Universal Credit began its phased introduction in 2013 with the aim of helping benefit claimants and their families become more independent, and to simplify the benefits system by bringing together a range of working age benefits into a single payment and replacing income based Jobseeker’s allowance.
I wholeheartedly supported this new way of supporting people of working age as the system it was replacing was too complex, clunky and it actually acted as a disincentive for those people who found themselves unemployed to return to work. This was because, if the employment was insecure or short term, once the old inflexible benefits had been given up they were difficult to re-access.
The result was people tended to remain on the benefits instead of taking the ‘risk’ of entering the jobs market. Universal credit was introduced as a system which was accessed by the recipients whether they were in work or out of work, and made the benefits system into a support package of benefits which is a platform to build from rather than a ceiling which creates a barrier that its recipients can’t escape from.
Another key advantage of Universal credit was the fact that benefits were withdrawn slowly as income from employment increased. This provided an incentive for claimants to work as this paid employment always resulted in the individual retaining more money than under the old system, where benefits were often reduced on a pound for pound basis by earnings. This fulfilled our election promise that ‘work should always pay’.
Despite a slow controlled roll out of Universal credit to iron out all the inevitable technical and administrative glitches, which inevitably given this was such a huge overhaul of a system which served millions of people, the new system was well received by the vast majority of recipients, it could have been labelled a Universal success.

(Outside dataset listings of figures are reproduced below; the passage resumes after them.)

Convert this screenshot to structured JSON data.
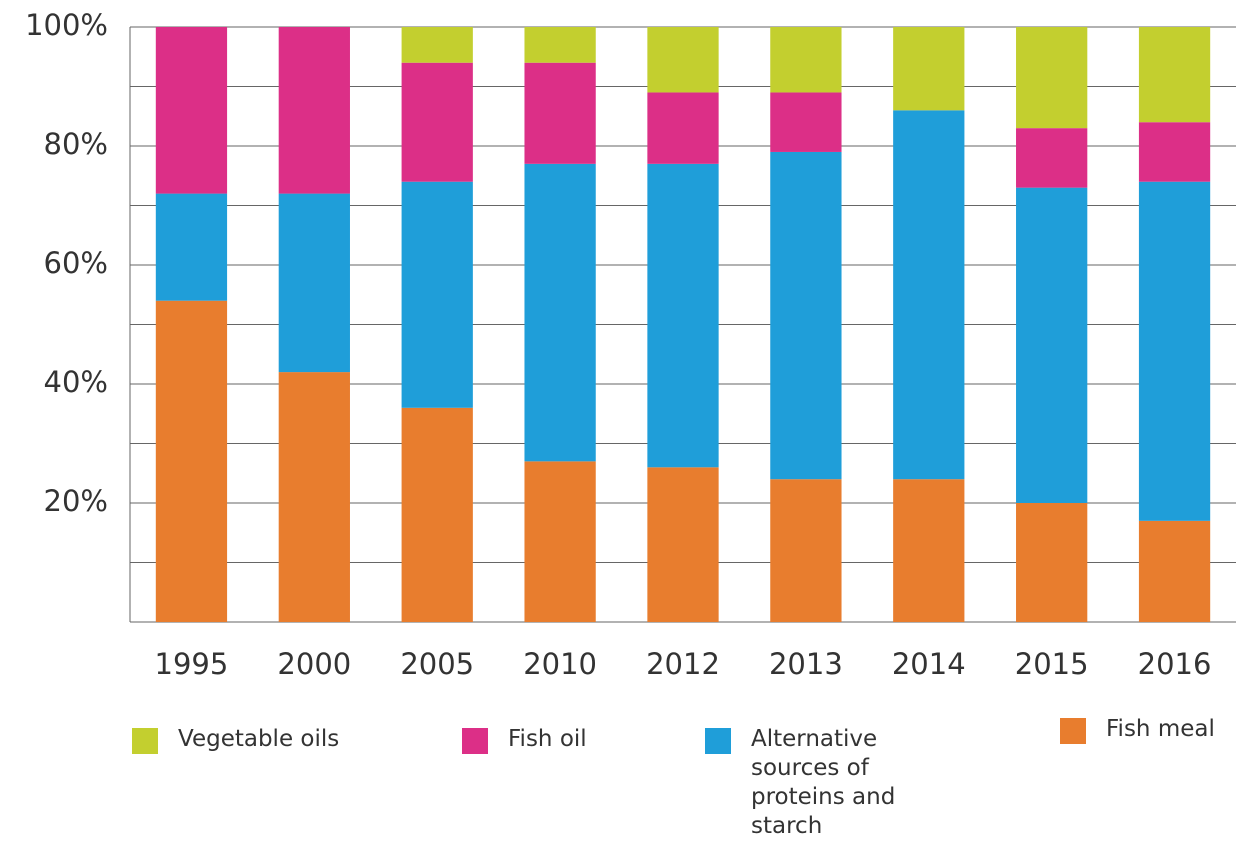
{
  "chart_data": {
    "type": "stacked_bar",
    "categories": [
      "1995",
      "2000",
      "2005",
      "2010",
      "2012",
      "2013",
      "2014",
      "2015",
      "2016"
    ],
    "series": [
      {
        "name": "Vegetable oils",
        "color": "#c3cf2f",
        "values": [
          0,
          0,
          6,
          6,
          11,
          11,
          14,
          17,
          16
        ]
      },
      {
        "name": "Fish oil",
        "color": "#dc2f87",
        "values": [
          28,
          28,
          20,
          17,
          12,
          10,
          0,
          10,
          10
        ]
      },
      {
        "name": "Alternative sources of proteins and starch",
        "color": "#1f9ed9",
        "values": [
          18,
          30,
          38,
          50,
          51,
          55,
          62,
          53,
          57
        ]
      },
      {
        "name": "Fish meal",
        "color": "#e87d2e",
        "values": [
          54,
          42,
          36,
          27,
          26,
          24,
          24,
          20,
          17
        ]
      }
    ],
    "ylim": [
      0,
      100
    ],
    "yticks": [
      {
        "value": 20,
        "label": "20%"
      },
      {
        "value": 40,
        "label": "40%"
      },
      {
        "value": 60,
        "label": "60%"
      },
      {
        "value": 80,
        "label": "80%"
      },
      {
        "value": 100,
        "label": "100%"
      }
    ],
    "minor_yticks": [
      10,
      30,
      50,
      70,
      90
    ],
    "grid": true,
    "legend": "bottom"
  }
}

Once introduced in my constituency of North West Leicestershire the rate of reduction of unemployment increased markedly as people moved into the full time, part time and the casual labour market depending on the opportunities available and their other commitments. The unemployment claimant count was reduced in North West Leicestershire to less than 2% prior to the economic shock caused by the Covid 19 pandemic.

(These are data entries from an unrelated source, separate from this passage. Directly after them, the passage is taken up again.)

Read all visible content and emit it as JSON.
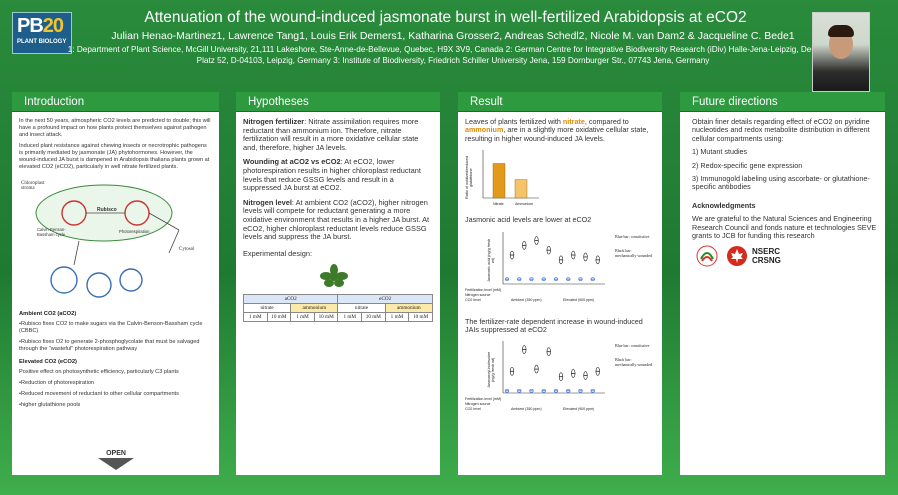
{
  "header": {
    "logo_pb": "PB",
    "logo_num": "20",
    "logo_line": "PLANT BIOLOGY",
    "title": "Attenuation of the wound-induced jasmonate burst in well-fertilized Arabidopsis at eCO2",
    "authors": "Julian Henao-Martinez1, Lawrence Tang1, Louis Erik Demers1, Katharina Grosser2, Andreas Schedl2, Nicole M. van Dam2 & Jacqueline C. Bede1",
    "affiliations": "1: Department of Plant Science, McGill University, 21,111 Lakeshore, Ste-Anne-de-Bellevue, Quebec, H9X 3V9, Canada 2: German Centre for Integrative Biodiversity Research (iDiv) Halle-Jena-Leipzig, Deutscher Platz 52, D-04103, Leipzig, Germany 3: Institute of Biodiversity, Friedrich Schiller University Jena, 159 Dornburger Str., 07743 Jena, Germany"
  },
  "intro": {
    "heading": "Introduction",
    "p1": "In the next 50 years, atmospheric CO2 levels are predicted to double; this will have a profound impact on how plants protect themselves against pathogen and insect attack.",
    "p2": "Induced plant resistance against chewing insects or necrotrophic pathogens is primarily mediated by jasmonate (JA) phytohormones. However, the wound-induced JA burst is dampened in Arabidopsis thaliana plants grown at elevated CO2 (eCO2), particularly in well nitrate fertilized plants.",
    "diagram_labels": {
      "chloroplast": "Chloroplast stroma",
      "rubisco": "Rubisco",
      "cytosol": "Cytosol",
      "photo": "Photorespiration",
      "calvin": "Calvin-Benson-Bassham cycle"
    },
    "acO2_heading": "Ambient CO2 (aCO2)",
    "acO2_b1": "•Rubisco fixes CO2 to make sugars via the Calvin-Benson-Bassham cycle (CBBC)",
    "acO2_b2": "•Rubisco fixes O2 to generate 2-phosphoglycolate that must be salvaged through the “wasteful” photorespiration pathway",
    "eco2_heading": "Elevated CO2 (eCO2)",
    "eco2_b1": "Positive effect on photosynthetic efficiency, particularly C3 plants",
    "eco2_b2": "•Reduction of photorespiration",
    "eco2_b3": "•Reduced movement of reductant to other cellular compartments",
    "eco2_b4": "•higher glutathione pools",
    "open_label": "OPEN"
  },
  "hypotheses": {
    "heading": "Hypotheses",
    "h1_title": "Nitrogen fertilizer",
    "h1_text": ": Nitrate assimilation requires more reductant than ammonium ion. Therefore, nitrate fertilization will result in a more oxidative cellular state and, therefore, higher JA levels.",
    "h2_title": "Wounding at aCO2 vs eCO2",
    "h2_text": ": At eCO2, lower photorespiration results in higher chloroplast reductant levels that reduce GSSG levels and result in a suppressed JA burst at eCO2.",
    "h3_title": "Nitrogen level",
    "h3_text": ": At ambient CO2 (aCO2), higher nitrogen levels will compete for reductant generating a more oxidative environment that results in a higher JA burst. At eCO2, higher chloroplast reductant levels reduce GSSG levels and suppress the JA burst.",
    "design_label": "Experimental design:",
    "table": {
      "co2": [
        "aCO2",
        "eCO2"
      ],
      "nsource": [
        "nitrate",
        "ammonium",
        "nitrate",
        "ammonium"
      ],
      "levels": [
        "1 mM",
        "10 mM",
        "1 mM",
        "10 mM",
        "1 mM",
        "10 mM",
        "1 mM",
        "10 mM"
      ]
    }
  },
  "result": {
    "heading": "Result",
    "intro_pre": "Leaves of plants fertilized with ",
    "intro_nitrate": "nitrate",
    "intro_mid": ", compared to ",
    "intro_ammonium": "ammonium",
    "intro_post": ", are in a slightly more oxidative cellular state, resulting in higher wound-induced JA levels.",
    "bar_ylabel": "Ratio of oxidized/reduced glutathione",
    "bar_categories": [
      "Nitrate",
      "Ammonium"
    ],
    "ja_caption": "Jasmonic acid levels are lower at eCO2",
    "ja_ylabel": "Jasmonic acid (ng/g fresh wt)",
    "legend_blue": "Blue bar: constitutive",
    "legend_black": "Black bar: mechanically wounded",
    "row_fert": "Fertilization level (mM)",
    "row_nsource": "Nitrogen source",
    "row_co2": "CO2 level",
    "ambient_label": "Ambient (350 ppm)",
    "elevated_label": "Elevated (900 ppm)",
    "jai_caption": "The fertilizer-rate dependent increase in wound-induced JAIs suppressed at eCO2",
    "jai_ylabel": "Jasmonoyl-isoleucine (ng/g fresh wt)"
  },
  "future": {
    "heading": "Future directions",
    "p1": "Obtain finer details regarding effect of eCO2 on pyridine nucleotides and redox metabolite distribution in different cellular compartments using:",
    "i1": "1) Mutant studies",
    "i2": "2) Redox-specific gene expression",
    "i3": "3) Immunogold labeling using ascorbate- or glutathione-specific antibodies",
    "ack_heading": "Acknowledgments",
    "ack_text": "We are grateful to the Natural Sciences and Engineering Research Council  and fonds nature et technologies SEVE grants to JCB for funding this research",
    "logo_nserc": "NSERC",
    "logo_crsng": "CRSNG"
  },
  "chart_data": [
    {
      "type": "bar",
      "categories": [
        "Nitrate",
        "Ammonium"
      ],
      "values": [
        0.75,
        0.4
      ],
      "ylabel": "Ratio of oxidized/reduced glutathione",
      "ylim": [
        0,
        1
      ]
    },
    {
      "type": "scatter",
      "ylabel": "Jasmonic acid (ng/g fresh wt)",
      "categories": [
        "1 mM nitrate aCO2",
        "10 mM nitrate aCO2",
        "1 mM ammonium aCO2",
        "10 mM ammonium aCO2",
        "1 mM nitrate eCO2",
        "10 mM nitrate eCO2",
        "1 mM ammonium eCO2",
        "10 mM ammonium eCO2"
      ],
      "series": [
        {
          "name": "Blue bar: constitutive",
          "values": [
            5,
            5,
            5,
            5,
            5,
            5,
            5,
            5
          ]
        },
        {
          "name": "Black bar: mechanically wounded",
          "values": [
            30,
            40,
            45,
            35,
            25,
            30,
            28,
            25
          ]
        }
      ]
    },
    {
      "type": "scatter",
      "ylabel": "Jasmonoyl-isoleucine (ng/g fresh wt)",
      "categories": [
        "1 mM nitrate aCO2",
        "10 mM nitrate aCO2",
        "1 mM ammonium aCO2",
        "10 mM ammonium aCO2",
        "1 mM nitrate eCO2",
        "10 mM nitrate eCO2",
        "1 mM ammonium eCO2",
        "10 mM ammonium eCO2"
      ],
      "series": [
        {
          "name": "Blue bar: constitutive",
          "values": [
            2,
            2,
            2,
            2,
            2,
            2,
            2,
            2
          ]
        },
        {
          "name": "Black bar: mechanically wounded",
          "values": [
            20,
            40,
            22,
            38,
            15,
            18,
            16,
            20
          ]
        }
      ]
    }
  ]
}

In April 2021 6m people in the UK were accessing Universal credit, due to the Covid 19 pandemic this was a 98% increase on the number in March 2020. As in my constituency the huge increase in Universal Credit claimants came from the formerly working population. The Government announced a temporary £20 per week increase in the level of support starting in March 2020, this policy is set to end in September this year.

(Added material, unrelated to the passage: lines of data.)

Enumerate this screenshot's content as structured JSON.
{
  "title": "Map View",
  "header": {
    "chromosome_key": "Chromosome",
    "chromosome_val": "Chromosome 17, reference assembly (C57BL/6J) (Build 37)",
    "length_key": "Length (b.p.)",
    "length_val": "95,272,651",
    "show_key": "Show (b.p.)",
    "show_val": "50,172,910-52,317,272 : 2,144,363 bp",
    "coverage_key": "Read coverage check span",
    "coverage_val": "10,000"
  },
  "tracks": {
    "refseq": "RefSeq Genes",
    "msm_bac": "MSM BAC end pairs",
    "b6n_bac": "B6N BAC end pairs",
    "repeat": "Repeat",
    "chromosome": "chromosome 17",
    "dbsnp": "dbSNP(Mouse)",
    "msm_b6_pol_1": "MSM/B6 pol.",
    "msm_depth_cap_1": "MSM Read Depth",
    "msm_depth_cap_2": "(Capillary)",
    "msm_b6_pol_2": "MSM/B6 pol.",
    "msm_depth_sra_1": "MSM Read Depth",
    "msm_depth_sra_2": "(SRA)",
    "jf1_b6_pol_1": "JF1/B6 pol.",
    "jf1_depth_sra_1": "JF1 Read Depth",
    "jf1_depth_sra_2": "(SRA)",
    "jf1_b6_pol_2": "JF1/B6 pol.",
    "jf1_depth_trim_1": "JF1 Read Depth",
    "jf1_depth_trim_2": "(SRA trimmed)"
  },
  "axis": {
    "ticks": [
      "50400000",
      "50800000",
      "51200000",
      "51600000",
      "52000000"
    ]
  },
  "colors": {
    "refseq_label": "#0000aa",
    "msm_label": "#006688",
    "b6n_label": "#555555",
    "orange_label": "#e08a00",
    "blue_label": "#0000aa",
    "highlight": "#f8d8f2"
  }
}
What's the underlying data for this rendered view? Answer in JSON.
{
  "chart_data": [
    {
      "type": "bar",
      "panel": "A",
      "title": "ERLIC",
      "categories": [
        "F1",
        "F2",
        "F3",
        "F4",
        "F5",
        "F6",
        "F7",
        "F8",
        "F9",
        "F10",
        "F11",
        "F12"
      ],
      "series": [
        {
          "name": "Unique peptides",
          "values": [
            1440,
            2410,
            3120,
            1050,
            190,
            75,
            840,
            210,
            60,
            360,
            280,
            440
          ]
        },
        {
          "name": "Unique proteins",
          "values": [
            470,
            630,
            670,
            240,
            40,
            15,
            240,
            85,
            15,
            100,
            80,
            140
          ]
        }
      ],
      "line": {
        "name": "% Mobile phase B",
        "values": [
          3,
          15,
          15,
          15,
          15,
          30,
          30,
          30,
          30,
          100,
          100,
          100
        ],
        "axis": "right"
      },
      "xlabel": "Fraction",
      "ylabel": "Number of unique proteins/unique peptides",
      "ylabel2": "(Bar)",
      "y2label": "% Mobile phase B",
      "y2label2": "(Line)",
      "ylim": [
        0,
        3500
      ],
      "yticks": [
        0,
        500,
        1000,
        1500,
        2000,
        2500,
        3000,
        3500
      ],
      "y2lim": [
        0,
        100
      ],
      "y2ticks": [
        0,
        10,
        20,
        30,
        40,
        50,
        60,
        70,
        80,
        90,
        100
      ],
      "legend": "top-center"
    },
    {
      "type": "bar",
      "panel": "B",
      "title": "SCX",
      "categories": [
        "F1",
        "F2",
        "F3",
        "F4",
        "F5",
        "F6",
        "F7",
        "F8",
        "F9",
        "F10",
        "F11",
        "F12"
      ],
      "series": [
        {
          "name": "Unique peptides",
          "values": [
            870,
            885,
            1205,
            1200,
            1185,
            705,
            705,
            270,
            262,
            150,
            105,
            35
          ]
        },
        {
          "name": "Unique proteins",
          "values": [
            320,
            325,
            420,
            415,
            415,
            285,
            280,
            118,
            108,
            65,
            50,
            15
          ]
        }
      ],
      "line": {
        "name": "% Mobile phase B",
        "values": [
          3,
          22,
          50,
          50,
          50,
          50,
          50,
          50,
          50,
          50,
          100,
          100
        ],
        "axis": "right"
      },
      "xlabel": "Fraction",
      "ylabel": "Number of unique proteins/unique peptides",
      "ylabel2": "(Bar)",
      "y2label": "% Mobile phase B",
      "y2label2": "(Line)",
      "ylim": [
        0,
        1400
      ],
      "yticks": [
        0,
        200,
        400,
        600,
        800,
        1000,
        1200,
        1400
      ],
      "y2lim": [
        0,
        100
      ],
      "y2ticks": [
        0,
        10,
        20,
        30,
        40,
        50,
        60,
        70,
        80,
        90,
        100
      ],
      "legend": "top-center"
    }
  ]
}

I have asked the Government to look again at the planned reduction in Universal Credit planned for September. The original scheme in 2013 lost some of it funding in 2015, compared to its original concept and the so called ‘taper’ of benefit reduction to earnings increase was sharper than its architect and introducer Rt Hon. Iain Duncan-Smith MP ( then Secretary of State for the Department of work and Pensions) wanted and envisaged.
It is clear to me that to work properly Universal Credit can’t be funded on the cheap. It’s an investment which ensures that as the economy picks up, people will move into paid employment as that employment becomes available.
The Universal Credit System has worked for my constituents and the country in the past and it will work again, but it has to be funded properly to do this. To remove £80 a month from our poorest households is morally and politically indefensible at this time.
I originally supported the huge reforms we have introduced to the benefits system because I believed that ultimately the reforms would benefit the lives of the recipients, likewise I oppose the planned reduction in support in September because I believe it will not. I see no inconsistency in these positions and I would remind the socialists that they don’t have a monopoly on social conscience. They don’t own social issues.